Los tres mosqueteros (Les trois mousquetaires)
Alexandre Dumas
Capítulo II
La antecámara del señor de Tréville
El señor de Troisville[29], como todavía se llamaba su familia en Gascuña, o el señor de Tréville, como había terminado por llamarse él mismo en París, había empezado en realidad como D’Artagnan, es decir, sin un cuarto, pero con ese caudal de audacia, de ingenio y de entendimiento que hace que el más pobre hidalgucho gascón reciba con frecuencia de sus esperanzas de la herencia paterna más de lo que el más rico gentilhombre de Périgord o de Berry recibe en realidad. Su bravura insolente, su suerte más insolente todavía en un tiempo en que los golpes llovían como chuzos, le habían izado a la cima de esa difícil escala que se llama el favor de la corte, y cuyos escalones había escalado de cuatro en cuatro.
Era el amigo del rey, que honraba mucho, como todos saben, la memoria de su padre Enrique IV. El padre del señor de Tréville le había servido tan fielmente en sus guerras contra la Liga que, a falta de dinero contante y sonante —cosa que toda la vida le faltó al bearnés, el cual pagó siempre sus deudas con la única cosa que nunca necesitó pedir prestada, es decir, con el ingenio—, que a falta de dinero contante y sonante, decimos, le había autorizado, tras la rendición de París, a tomar por armas un león de oro pasante sobre gules con esta divisa: Fidelis et fortis[30]. Era mucho para el honor, pero mediano para el bienestar. Por eso, cuando el ilustre compañero del gran Enrique murió, dejó por única herencia al señor su hijo, su espada y su divisa. Gracias a este doble don y al nombre sin tacha que lo acompañaba, el señor de Tréville fue admitido en la casa del joven príncipe, donde se sirvió también de su espada y fue tan fiel a su divisa que Luis XIII, uno de los buenos aceros del reino, solía decir que si tuviera un amigo en ocasión de batirse, le daría por consejo tomar por segundo primero a él, y a Tréville después, y quizá incluso antes que a él.

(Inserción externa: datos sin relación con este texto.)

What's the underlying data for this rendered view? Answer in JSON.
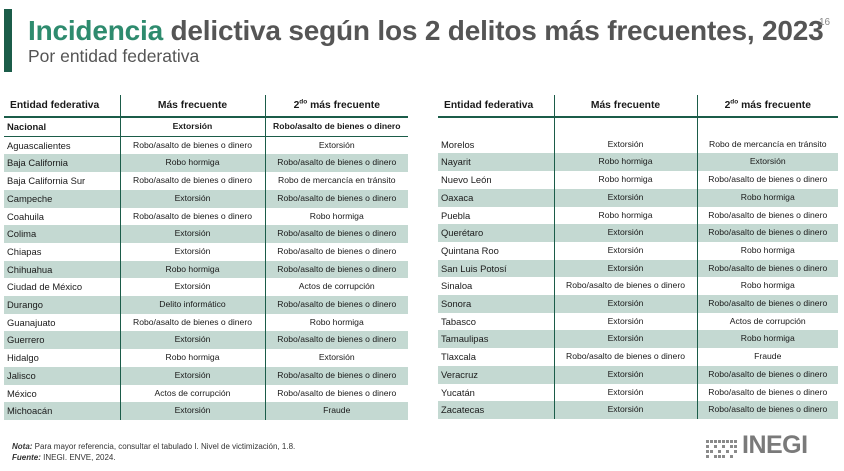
{
  "page": {
    "number": "16"
  },
  "title": {
    "highlight": "Incidencia",
    "rest": " delictiva según los 2 delitos más frecuentes, 2023"
  },
  "subtitle": "Por entidad federativa",
  "headers": {
    "entidad": "Entidad federativa",
    "frecuente": "Más frecuente",
    "segundo_num": "2",
    "segundo_sup": "do",
    "segundo_rest": " más frecuente"
  },
  "national": {
    "entidad": "Nacional",
    "frecuente": "Extorsión",
    "segundo": "Robo/asalto de bienes o dinero"
  },
  "left_rows": [
    {
      "entidad": "Aguascalientes",
      "frecuente": "Robo/asalto de bienes o dinero",
      "segundo": "Extorsión"
    },
    {
      "entidad": "Baja California",
      "frecuente": "Robo hormiga",
      "segundo": "Robo/asalto de bienes o dinero"
    },
    {
      "entidad": "Baja California Sur",
      "frecuente": "Robo/asalto de bienes o dinero",
      "segundo": "Robo de mercancía en tránsito"
    },
    {
      "entidad": "Campeche",
      "frecuente": "Extorsión",
      "segundo": "Robo/asalto de bienes o dinero"
    },
    {
      "entidad": "Coahuila",
      "frecuente": "Robo/asalto de bienes o dinero",
      "segundo": "Robo hormiga"
    },
    {
      "entidad": "Colima",
      "frecuente": "Extorsión",
      "segundo": "Robo/asalto de bienes o dinero"
    },
    {
      "entidad": "Chiapas",
      "frecuente": "Extorsión",
      "segundo": "Robo/asalto de bienes o dinero"
    },
    {
      "entidad": "Chihuahua",
      "frecuente": "Robo hormiga",
      "segundo": "Robo/asalto de bienes o dinero"
    },
    {
      "entidad": "Ciudad de México",
      "frecuente": "Extorsión",
      "segundo": "Actos de corrupción"
    },
    {
      "entidad": "Durango",
      "frecuente": "Delito informático",
      "segundo": "Robo/asalto de bienes o dinero"
    },
    {
      "entidad": "Guanajuato",
      "frecuente": "Robo/asalto de bienes o dinero",
      "segundo": "Robo hormiga"
    },
    {
      "entidad": "Guerrero",
      "frecuente": "Extorsión",
      "segundo": "Robo/asalto de bienes o dinero"
    },
    {
      "entidad": "Hidalgo",
      "frecuente": "Robo hormiga",
      "segundo": "Extorsión"
    },
    {
      "entidad": "Jalisco",
      "frecuente": "Extorsión",
      "segundo": "Robo/asalto de bienes o dinero"
    },
    {
      "entidad": "México",
      "frecuente": "Actos de corrupción",
      "segundo": "Robo/asalto de bienes o dinero"
    },
    {
      "entidad": "Michoacán",
      "frecuente": "Extorsión",
      "segundo": "Fraude"
    }
  ],
  "right_rows": [
    {
      "entidad": "Morelos",
      "frecuente": "Extorsión",
      "segundo": "Robo de mercancía en tránsito"
    },
    {
      "entidad": "Nayarit",
      "frecuente": "Robo hormiga",
      "segundo": "Extorsión"
    },
    {
      "entidad": "Nuevo León",
      "frecuente": "Robo hormiga",
      "segundo": "Robo/asalto de bienes o dinero"
    },
    {
      "entidad": "Oaxaca",
      "frecuente": "Extorsión",
      "segundo": "Robo hormiga"
    },
    {
      "entidad": "Puebla",
      "frecuente": "Robo hormiga",
      "segundo": "Robo/asalto de bienes o dinero"
    },
    {
      "entidad": "Querétaro",
      "frecuente": "Extorsión",
      "segundo": "Robo/asalto de bienes o dinero"
    },
    {
      "entidad": "Quintana Roo",
      "frecuente": "Extorsión",
      "segundo": "Robo hormiga"
    },
    {
      "entidad": "San Luis Potosí",
      "frecuente": "Extorsión",
      "segundo": "Robo/asalto de bienes o dinero"
    },
    {
      "entidad": "Sinaloa",
      "frecuente": "Robo/asalto de bienes o dinero",
      "segundo": "Robo hormiga"
    },
    {
      "entidad": "Sonora",
      "frecuente": "Extorsión",
      "segundo": "Robo/asalto de bienes o dinero"
    },
    {
      "entidad": "Tabasco",
      "frecuente": "Extorsión",
      "segundo": "Actos de corrupción"
    },
    {
      "entidad": "Tamaulipas",
      "frecuente": "Extorsión",
      "segundo": "Robo hormiga"
    },
    {
      "entidad": "Tlaxcala",
      "frecuente": "Robo/asalto de bienes o dinero",
      "segundo": "Fraude"
    },
    {
      "entidad": "Veracruz",
      "frecuente": "Extorsión",
      "segundo": "Robo/asalto de bienes o dinero"
    },
    {
      "entidad": "Yucatán",
      "frecuente": "Extorsión",
      "segundo": "Robo/asalto de bienes o dinero"
    },
    {
      "entidad": "Zacatecas",
      "frecuente": "Extorsión",
      "segundo": "Robo/asalto de bienes o dinero"
    }
  ],
  "notes": {
    "nota_label": "Nota:",
    "nota_text": " Para mayor referencia, consultar el tabulado I. Nivel de victimización, 1.8.",
    "fuente_label": "Fuente:",
    "fuente_text": " INEGI. ENVE, 2024."
  },
  "logo": {
    "text": "INEGI"
  },
  "colors": {
    "accent": "#1b5c49",
    "title_highlight": "#2e8b6e",
    "row_shade": "#c4d9d2",
    "title_text": "#555555"
  }
}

Por eso Luis XIII tenía un afecto real por Tréville, un afecto de rey, afecto egoísta, es cierto, pero que no por ello dejaba de ser afecto. Y es que, en aquellos tiempos desgraciados, se buscaba sobre todo rodearse de hombres del temple de Tréville. Muchos podían tomar por divisa el epíteto de fuerte, que formaba la segunda parte de su exergo; pero pocos gentileshombres podían reclamar el epíteto de fiel, que formaba la primera. Tréville era uno de estos últimos; era una de esas raras organizaciones, de inteligencia obediente como la del dogo, de valor ciego, de vista rápida, de mano pronta, a quien el ojo le había sido dado sólo para ver si el rey estaba descontento de alguien, y la mano para golpear a ese alguien enfadoso: un Besme, un Maurevers, un Poltrot de Méré, un Vitry[31]. En fin, en el caso de Tréville, había faltado hasta aquel entonces la ocasión; pero la acechaba y se prometía cogerla por los pelos si alguna vez pasaba al alcance de su mano. Por eso hizo Luis XIII a Tréville capitán de sus mosqueteros[32], que eran a Luis XIII, por la devoción o mejor por el fanatismo, lo que sus ordinarios eran a Enrique III y lo que su guarda escocesa a Luis XI.
Por su parte, y desde ese punto de vista, el cardenal no le iba a la zaga al rey. Cuando hubo visto la formidable élite de que Luis XIII se rodeaba, ese segundo, o mejor, ese primer rey de Francia también había querido tener su guardia. Tuvo por tanto sus mosqueteros como Luis XIII tenía los suyos, y se veía a estas dos potencias rivales seleccionar para su servicio, en todas las provincias de Francia e incluso en todos los Estados extranjeros, a los hombres célebres por sus estocadas. Por eso Richelieu y Luis XIII disputaban a menudo, mientras jugaban su partida de ajedrez, por la noche, sobre el mérito de sus servidores.